Trapping (a.k.a choking or spreading)
Trapping involves slightly overlapping colors that touch each other. It allows you to either expand the background color beyond its edge or shrink the foreground element, so they overlap by a tiny margin. This overlap between color separations compensates for minor registration issues that can happen during printing.

Underbase layers
A white underbase is usually used when printing on dark garments. The purpose here is to prevent the fabric from affecting the final colors of the print. To keep them clean, your color separation for a simple pink design on black fabric would actually include two separations: white underbase and the pink top.

Separations export
Wherever you export your files from, they usually end up as PDFs for color separation screen printing. Your separations will appear as black-and-white pages in a PDF file. Each of them will be named after the color whose area it represents. To avoid compression artifacts, keep your files high resolution.

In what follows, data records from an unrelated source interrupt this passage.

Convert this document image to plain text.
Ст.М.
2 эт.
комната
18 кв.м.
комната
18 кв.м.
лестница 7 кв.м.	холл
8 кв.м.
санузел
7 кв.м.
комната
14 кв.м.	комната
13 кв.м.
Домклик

Color Separation in Approval Studio
Now that we’ve established how color separation works, let’s try it out in practice with the help of Approval Studio.
First things first, we make sure our design is in PDF format. Then we upload it to the Asset Library and open it in the Review Tool. There, we find the Color Separation feature on the right Tool Panel.

Once the system generates service files for color separation, both the internal and external users can view the settings in the right panel. This includes the CMYK channels and the spot/special colors that the system has extracted from your file. You can check and uncheck the boxes to see how each color screen will print either separately (in black and white) or layered with others.

Apart from the color channels, it’s also possible to simulate an overprint if your design has one.
Conclusion
So, the bottom line is that if you don’t want your neon lime green turn out dull grass, make sure you use color separation before print. This small step will keep you from the panic of reordering prints the day before the deadline, save money, and raise your product quality.
Don’t be over-self-assured like me, and next time you’re working on a design destined for fabric or paper, take an extra moment to think through your color separations. Because why hope your print job turns out right when you can know for sure it will. Even a little technical knowledge goes a long way in making sure your creative vision transforms from screen to print accurately, intact, and just as you imagined it to.